Later, Callen’s family would find out that his kind of AML comes from an extremely rare genetic mutation, one that has little research behind it because so few people have it.

Callen’s original treatment plan involved a bone marrow transplant, but doctors switched him to a 4-round chemotherapy regimen. The few studies that have been done on Callen’s type of AML make it difficult to know if an invasive transplant would have benefitted him. He’s also been in remission since his very first round of treatment, so doctors felt they could wait and see if he needed a transplant down the road. That means he can spend most of his nights tucked in his own Lightning McQueen bed at home.

“With his mutation, they don’t know how much that heightens the possibility that it could happen again or when it could happen,” said Tori. “That’ why it’s hard for me to believe after round four it will be over. I don’t think it will ever be over for me as a parent.”

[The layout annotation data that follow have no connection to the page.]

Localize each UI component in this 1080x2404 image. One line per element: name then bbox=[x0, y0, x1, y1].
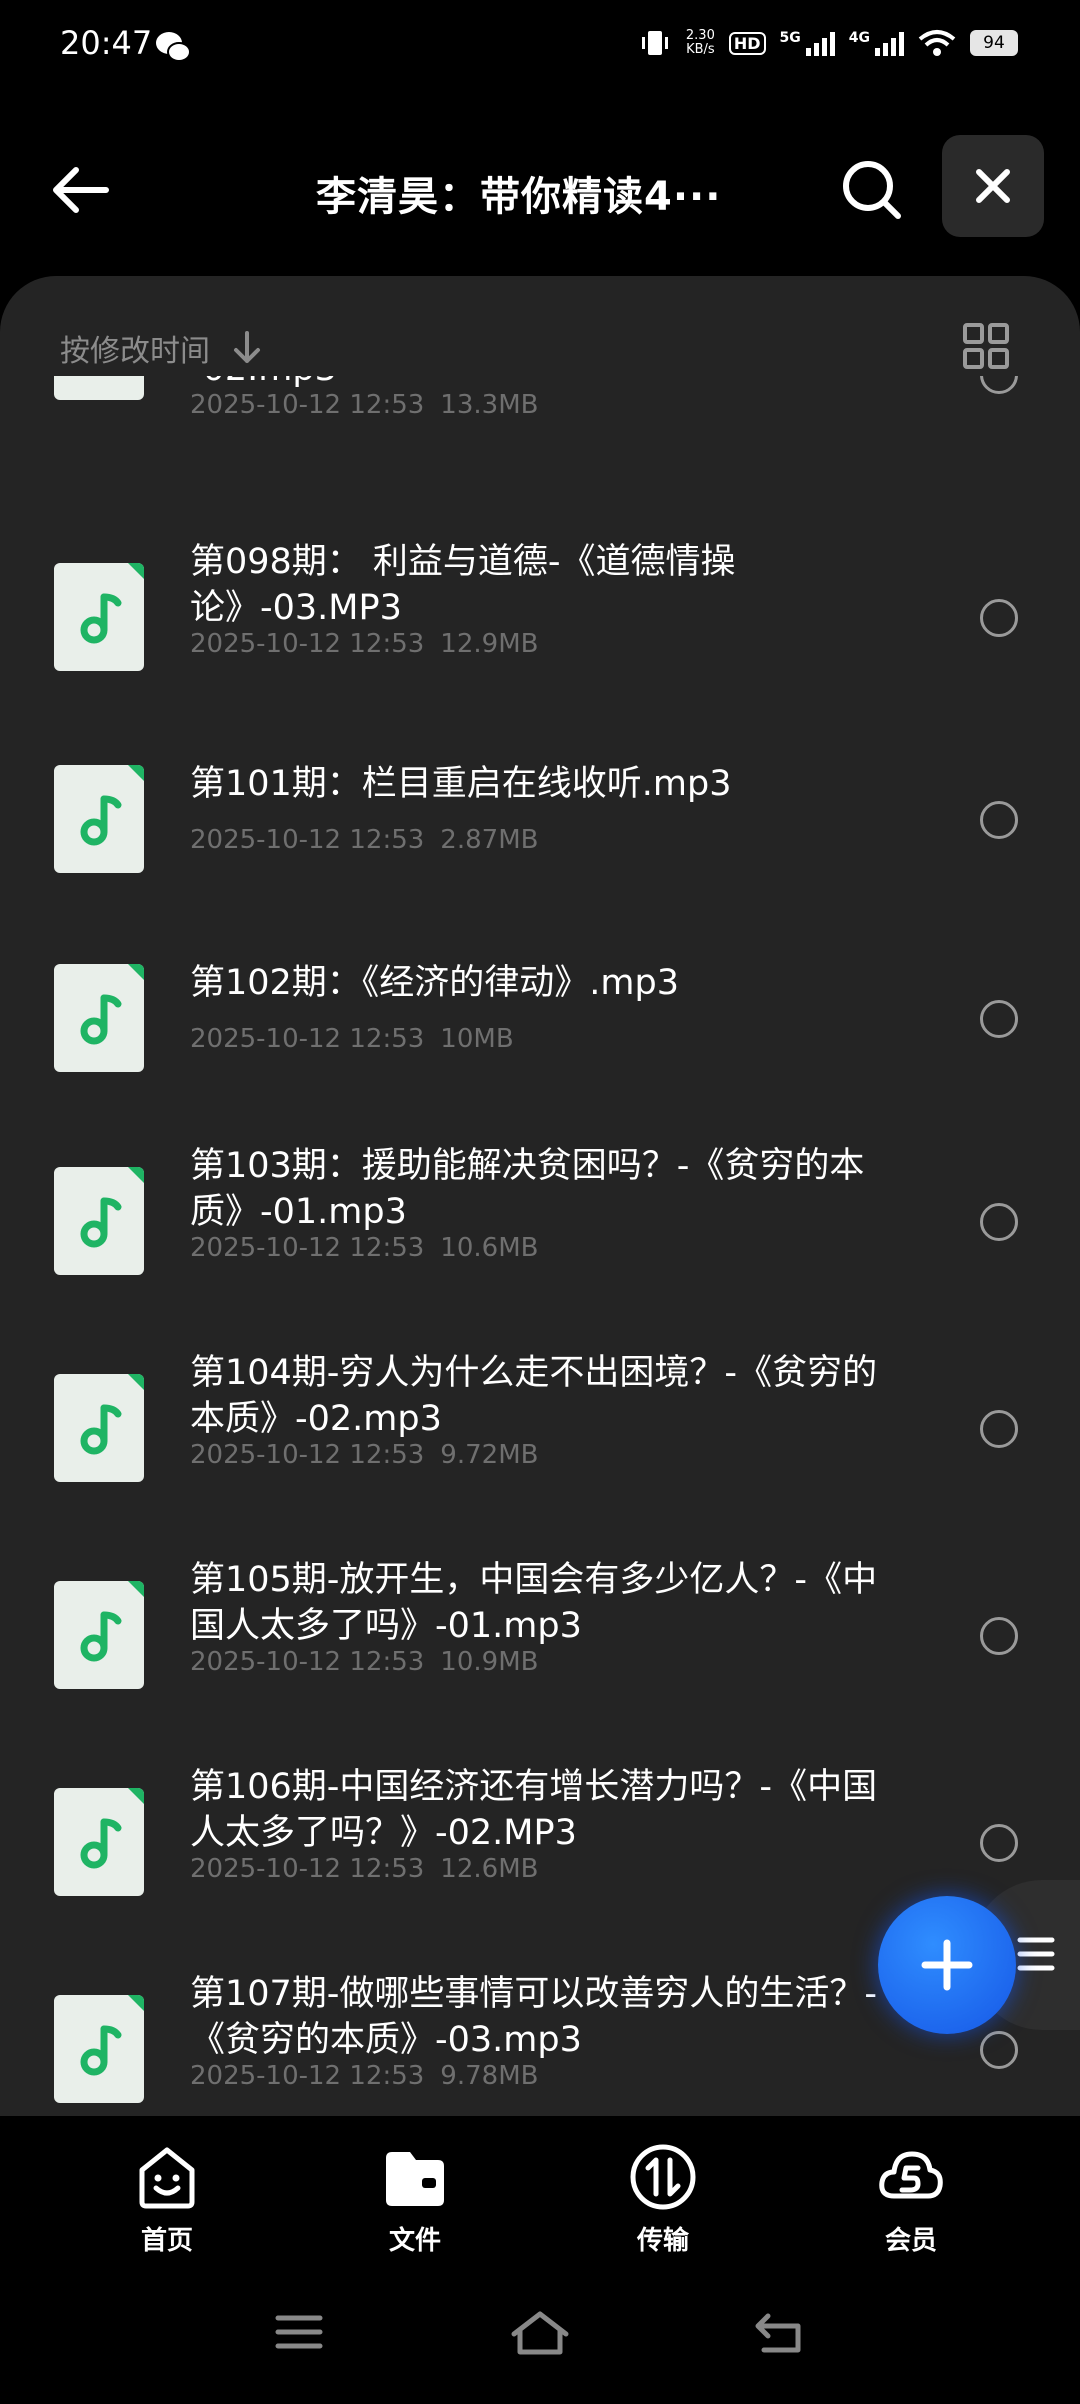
select-radio[interactable] bbox=[980, 801, 1018, 839]
wifi-icon bbox=[918, 30, 956, 56]
search-icon[interactable] bbox=[840, 158, 904, 222]
select-radio[interactable] bbox=[980, 1410, 1018, 1448]
status-indicators: 2.30 KB/s HD 5G 4G 94 bbox=[638, 28, 1018, 58]
nav-home-label: 首页 bbox=[140, 2226, 193, 2256]
nav-files-label: 文件 bbox=[388, 2226, 441, 2256]
sort-selector[interactable]: 按修改时间 bbox=[60, 326, 262, 370]
select-radio[interactable] bbox=[980, 1617, 1018, 1655]
nav-transfer-label: 传输 bbox=[636, 2226, 689, 2256]
battery-indicator: 94 bbox=[970, 30, 1018, 56]
select-radio[interactable] bbox=[980, 1203, 1018, 1241]
vibrate-icon bbox=[641, 31, 668, 55]
plus-icon bbox=[921, 1939, 973, 1991]
close-button[interactable] bbox=[942, 135, 1044, 237]
file-meta: 2025-10-12 12:53 2.87MB bbox=[190, 825, 539, 855]
nav-transfer[interactable]: 传输 bbox=[588, 2142, 738, 2257]
select-radio[interactable] bbox=[980, 376, 1018, 394]
page-title: 李清昊：带你精读4··· bbox=[316, 174, 722, 220]
file-name: 第105期-放开生，中国会有多少亿人？-《中国人太多了吗》-01.mp3 bbox=[190, 1560, 878, 1646]
grid-view-icon[interactable] bbox=[962, 322, 1010, 370]
select-radio[interactable] bbox=[980, 599, 1018, 637]
recent-apps-icon[interactable] bbox=[274, 2312, 324, 2352]
cloud-vip-icon bbox=[879, 2151, 943, 2199]
signal-4g-icon: 4G bbox=[849, 30, 904, 56]
audio-file-icon bbox=[54, 1581, 144, 1689]
transfer-icon bbox=[630, 2144, 696, 2210]
audio-file-icon bbox=[54, 376, 144, 400]
file-name: 第103期：援助能解决贫困吗？-《贫穷的本质》-01.mp3 bbox=[190, 1146, 865, 1232]
nav-files[interactable]: 文件 bbox=[340, 2142, 490, 2257]
back-icon[interactable] bbox=[754, 2310, 804, 2356]
file-name: 第107期-做哪些事情可以改善穷人的生活？-《贫穷的本质》-03.mp3 bbox=[190, 1974, 878, 2060]
nav-vip[interactable]: 会员 bbox=[836, 2142, 986, 2257]
file-list: -02.mp3 2025-10-12 12:5313.3MB 第098期： 利益… bbox=[0, 376, 1080, 2116]
file-list-panel: 按修改时间 -02.mp3 2025-10-12 12:5313.3MB 第09… bbox=[0, 276, 1080, 2116]
nav-vip-label: 会员 bbox=[884, 2226, 937, 2256]
bottom-nav: 首页 文件 传输 会员 bbox=[0, 2118, 1080, 2268]
file-name: 第101期：栏目重启在线收听.mp3 bbox=[190, 764, 732, 804]
file-name: 第098期： 利益与道德-《道德情操论》-03.MP3 bbox=[190, 542, 736, 628]
audio-file-icon bbox=[54, 1995, 144, 2103]
audio-file-icon bbox=[54, 1167, 144, 1275]
file-meta: 2025-10-12 12:53 10MB bbox=[190, 1024, 514, 1054]
audio-file-icon bbox=[54, 1788, 144, 1896]
menu-icon bbox=[1017, 1937, 1055, 1971]
status-bar: 20:47 2.30 KB/s HD 5G 4G 94 bbox=[0, 0, 1080, 96]
audio-file-icon bbox=[54, 765, 144, 873]
signal-5g-icon: 5G bbox=[780, 30, 835, 56]
home-icon[interactable] bbox=[508, 2308, 572, 2356]
app-header: 李清昊：带你精读4··· bbox=[0, 120, 1080, 250]
file-meta: 2025-10-12 12:53 9.72MB bbox=[190, 1440, 539, 1470]
file-name: 第104期-穷人为什么走不出困境？-《贫穷的本质》-02.mp3 bbox=[190, 1353, 878, 1439]
add-button[interactable] bbox=[878, 1896, 1016, 2034]
network-speed: 2.30 KB/s bbox=[685, 28, 715, 57]
file-meta: 2025-10-12 12:53 13.3MB bbox=[190, 390, 539, 420]
audio-file-icon bbox=[54, 563, 144, 671]
file-meta: 2025-10-12 12:53 12.9MB bbox=[190, 629, 539, 659]
clock: 20:47 bbox=[60, 24, 153, 62]
sort-label: 按修改时间 bbox=[60, 334, 210, 369]
audio-file-icon bbox=[54, 964, 144, 1072]
nav-home[interactable]: 首页 bbox=[92, 2142, 242, 2257]
select-radio[interactable] bbox=[980, 2031, 1018, 2069]
select-radio[interactable] bbox=[980, 1824, 1018, 1862]
file-meta: 2025-10-12 12:53 10.6MB bbox=[190, 1233, 539, 1263]
system-nav-bar bbox=[0, 2300, 1080, 2404]
hd-badge: HD bbox=[728, 31, 766, 55]
folder-icon bbox=[386, 2152, 444, 2206]
select-radio[interactable] bbox=[980, 1000, 1018, 1038]
file-meta: 2025-10-12 12:53 10.9MB bbox=[190, 1647, 539, 1677]
back-arrow-icon[interactable] bbox=[48, 158, 112, 222]
audio-file-icon bbox=[54, 1374, 144, 1482]
file-name: 第106期-中国经济还有增长潜力吗？-《中国人太多了吗？》-02.MP3 bbox=[190, 1767, 878, 1853]
smiley-home-icon bbox=[139, 2147, 195, 2209]
arrow-down-icon bbox=[234, 331, 260, 363]
file-name: 第102期：《经济的律动》.mp3 bbox=[190, 963, 680, 1003]
close-icon bbox=[976, 169, 1010, 203]
wechat-icon bbox=[156, 32, 191, 62]
file-meta: 2025-10-12 12:53 12.6MB bbox=[190, 1854, 539, 1884]
file-meta: 2025-10-12 12:53 9.78MB bbox=[190, 2061, 539, 2091]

Looking forward to a baby sister and a pool day

According to her, Callen has taken everything like an absolute champ. “At first, he was afraid of nurses and doctors, but now, he says, “Hey nurse! What’s your name?” she said. Though barely more than 2 years old, he can say “Broviac,” which is the IV line that’s embedded in his chest so he can receive chemotherapy. When he’s done with a chemotherapy session, nurses unhook the line from his Broviac, and he runs around the room yelling, “I’m a free man!”

July 2023 marks the end of Callen’s AML treatment, and an exciting new chapter for his family. He’s highly anticipating the birth of his baby sister, Cora, who is due right after his last chemotherapy round. “He talks about Cora all the time,” Tori said. “Sometimes he says she’s in my belly, sometimes he says she’s in his belly. He is so excited to be a big brother.”

For Tori, the pregnancy has had its ups and downs. “In the beginning, it was really hard to accept that I was pregnant,” she said. She couldn’t be in the room with Callen during x-rays and other procedures that could affect the pregnancy.  “He would just be screaming for me, and it broke my heart. For the first month of the diagnosis, it was almost an inconvenience, I wanted to be there for my baby who was going through this now,” she said. After a minor scare due to stress that sent her to the doctor, she decided to start taking better care of herself. “I was like this baby means so much to him, and I need to get it together and take care of both my babies. She is what is keeping him strong,” she said.

A new baby sister is just one of the things Callen is looking forward to during the summer as he hopefully finishes up his last round of chemotherapy. “He’s obsessed with swimming,” said Tori. His beloved trampoline had to come down after his diagnosis, and they didn’t think he would get a summer. But since he’s doing so well now, Tori is hopeful he’ll be able to do the activities he loves most as a “free man” this summer. Which, she said, means jumping into the pool face first.